A FEW years ago - and a hundred years after his death - tardy recognition was made of the genius of a great engineering pioneer, Richard Trevithick, by the unveiling of a statue of him at Camborne, Cornwall. In one hand of the figurer is a model of what was really the first locomotive to be built, that is, the first steam engine which could haul a load along a built track. Before Trevithick such tentative machines as had been made were only steam-driven carriages for travel on roads.
Trevithick was born on April 13,1771, at Carn Brea, not far from Camborne, his father being manager of the Dolcoath Mine and other mines. He was the only boy of a family of five, and when he reached his schooldays he seems to have been anything but a model scholar. The letters of his manhood show that he had not mastered spelling, but he was good at arithmetic and so quick and observant in practical matters that he rapidly picked up mining methods. At the age of twenty-one his reputation for practical engineering was such that mineowners trusted him to report on the comparative merits of the different kinds of pumping engines in Cornwall.
At that time the efficient Boulton and Watt engine had a number of imitators, but the patent protecting it could not be upset. In 1795 the activities of Trevithick and of another engineer named Bull were checked by an injunction for infringement. This, however, merely turned Trevithick’s inventiveness into another channel and the next year or two saw his invention of a water-pressure pumping engine and the building of his first steam carriage. The steam carriage appeared in 1801.
The Boulton and Watt patent had now expired and Trevithick was free to develop his ideas. In 1802 he patented steam engines for stationary and for locomotive use, which had pressures as high as 145 lb, as against the normal Watt pressure of about 5 lb per square inch. This increase was a marked advance in steam engineering. It was, indeed, before its time, as later engineers reverted to lower pressures, primarily for the reason that boiler making was for long carried on in a primitive way. One of the difficulties in the way of making sound boilers was that of obtaining suitable plates. Another was that the correct principles of design were barely understood. Trevithick used cast iron at first but later developed a simple and safe type made of plates. This, under the name of the Cornish boiler, is still manufactured.

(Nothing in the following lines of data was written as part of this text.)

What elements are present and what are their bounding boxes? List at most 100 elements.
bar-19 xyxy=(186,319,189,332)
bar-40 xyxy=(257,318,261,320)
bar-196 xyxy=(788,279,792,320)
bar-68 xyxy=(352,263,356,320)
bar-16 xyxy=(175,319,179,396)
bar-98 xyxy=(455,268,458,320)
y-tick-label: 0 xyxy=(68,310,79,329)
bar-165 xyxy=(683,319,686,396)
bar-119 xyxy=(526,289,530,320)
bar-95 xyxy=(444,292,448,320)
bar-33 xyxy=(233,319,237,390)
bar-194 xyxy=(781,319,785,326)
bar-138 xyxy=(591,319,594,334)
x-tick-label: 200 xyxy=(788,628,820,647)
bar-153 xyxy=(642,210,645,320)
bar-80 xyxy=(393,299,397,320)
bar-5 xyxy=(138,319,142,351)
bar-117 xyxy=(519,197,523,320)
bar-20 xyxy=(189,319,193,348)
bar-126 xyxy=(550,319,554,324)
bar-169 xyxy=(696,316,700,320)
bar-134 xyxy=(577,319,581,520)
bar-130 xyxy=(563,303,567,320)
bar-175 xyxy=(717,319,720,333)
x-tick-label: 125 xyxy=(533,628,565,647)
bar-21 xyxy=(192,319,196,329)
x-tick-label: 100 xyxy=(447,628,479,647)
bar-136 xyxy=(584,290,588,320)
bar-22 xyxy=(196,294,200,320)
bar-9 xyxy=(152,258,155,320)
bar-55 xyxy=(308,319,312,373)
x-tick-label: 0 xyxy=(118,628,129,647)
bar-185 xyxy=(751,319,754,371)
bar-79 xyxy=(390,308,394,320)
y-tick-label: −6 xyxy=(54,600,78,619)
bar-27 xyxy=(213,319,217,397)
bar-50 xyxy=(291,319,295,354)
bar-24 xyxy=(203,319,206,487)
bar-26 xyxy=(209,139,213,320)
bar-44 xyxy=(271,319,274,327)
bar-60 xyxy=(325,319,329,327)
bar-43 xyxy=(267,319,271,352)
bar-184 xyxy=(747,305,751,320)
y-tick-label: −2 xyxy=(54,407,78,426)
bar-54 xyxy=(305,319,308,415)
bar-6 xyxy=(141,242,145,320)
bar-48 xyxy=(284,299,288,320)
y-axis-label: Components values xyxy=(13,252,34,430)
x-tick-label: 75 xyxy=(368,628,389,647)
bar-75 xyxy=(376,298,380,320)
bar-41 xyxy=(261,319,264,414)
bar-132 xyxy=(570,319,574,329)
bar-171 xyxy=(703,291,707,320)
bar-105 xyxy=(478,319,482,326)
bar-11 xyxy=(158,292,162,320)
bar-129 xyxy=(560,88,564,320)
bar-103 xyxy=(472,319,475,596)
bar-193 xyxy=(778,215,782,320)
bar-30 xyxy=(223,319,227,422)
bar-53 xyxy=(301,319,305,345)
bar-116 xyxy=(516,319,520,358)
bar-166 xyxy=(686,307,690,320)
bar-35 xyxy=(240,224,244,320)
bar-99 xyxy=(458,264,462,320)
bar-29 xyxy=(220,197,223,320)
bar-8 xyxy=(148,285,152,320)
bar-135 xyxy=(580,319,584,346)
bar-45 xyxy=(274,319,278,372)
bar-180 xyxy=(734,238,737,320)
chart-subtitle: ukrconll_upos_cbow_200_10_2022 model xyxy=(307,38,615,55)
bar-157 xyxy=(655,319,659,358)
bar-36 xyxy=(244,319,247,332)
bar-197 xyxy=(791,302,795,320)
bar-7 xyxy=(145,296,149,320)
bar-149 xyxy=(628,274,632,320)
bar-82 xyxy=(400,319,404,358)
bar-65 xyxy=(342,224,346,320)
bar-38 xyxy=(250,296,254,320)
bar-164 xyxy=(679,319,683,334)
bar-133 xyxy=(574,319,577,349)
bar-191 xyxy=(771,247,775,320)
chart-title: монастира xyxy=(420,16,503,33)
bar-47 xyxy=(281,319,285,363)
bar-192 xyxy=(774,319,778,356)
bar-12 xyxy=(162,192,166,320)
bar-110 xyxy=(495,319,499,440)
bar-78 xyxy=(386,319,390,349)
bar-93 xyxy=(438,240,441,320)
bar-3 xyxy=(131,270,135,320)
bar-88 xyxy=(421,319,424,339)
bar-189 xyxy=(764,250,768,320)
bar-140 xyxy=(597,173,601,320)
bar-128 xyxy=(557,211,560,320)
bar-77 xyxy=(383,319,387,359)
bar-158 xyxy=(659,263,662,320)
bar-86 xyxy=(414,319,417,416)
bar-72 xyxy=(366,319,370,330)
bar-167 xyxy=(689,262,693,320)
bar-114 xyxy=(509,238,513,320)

The most decisive step was taken in 1804, when the first real locomotive was built. This was made for a colliery tramroad at Penydarran, near Merthyr Tydfil, South Wales. On one of its first trials it went at a speed of five miles an hour, hauling 10 tons of iron and seventy men in five wagons, a feat, far in excess of what could be done with the horse haulage it displaced. This engine was ultimately discarded, as the cast-iron rails on which the train ran had not been built for such a heavy load and kept breaking. Trevithick made a second locomotive for a Newcastle Colliery, and it was a poor copy of this that started the famous George Stephenson on his successful career of locomotive building. Trevithick’s final locomotive was exhibited on a circular track in London, but it attracted little attention. The inventor then devoted his time to improving the stationary steam engine.
The date of the London locomotive was 1808, and from then till 1810 Trevithick remained in that city, full of energy and ready to turn his hand to anything in the way of engineering. He fitted his engines to dredgers on the River Thames and was concerned with an attempt to drive a tunnel under the river between Rotherhithe and Limehouse (see The First Thames Tunnel). In this again he was before his day. The list of patents he took out while in London is striking. They covered machinery for towing ships and discharging cargo, iron tanks for cargo storage - a sound scheme, as the leaky wooden hulls of the time often ruined a cargo - iron floating docks, iron masts, iron ships and iron buoys.
To a more worldly-minded man than Trevithick fortune would have now come, but he seems to have been habitually indifferent in monetary affairs, and imprisonment for debt and a serious illness followed. Having returned to Cornwall, Trevithick remained there until 1816, still actively inventive and energetic. Notable inventions of this period were steam-driven agricultural machines and a screw propeller. Then, having superintended the building of high-pressure winding engines and pumping engines for a Peruvian mine, he set out with them - and with high hopes - for Lima. Eleven years of frustration and wandering followed, civil war having brought mining to an end.
Back in London, Trevithick became a consulting engineer, drawing up schemes for reclaiming part of the Zuider Zee, and investigating mechanical refrigeration, superheating and surface condensers - all to become the subjects of attention by others in later days. Plans for a tower 1,000 feet in height, in commemoration of the passing of the Reform Bill, anticipated Eiffel in
intention though not in performance. Trevithick’s last days were again clouded by poverty. He died at Dartford (Kent) in the year 1833 and lies there in some lonely unknown grave.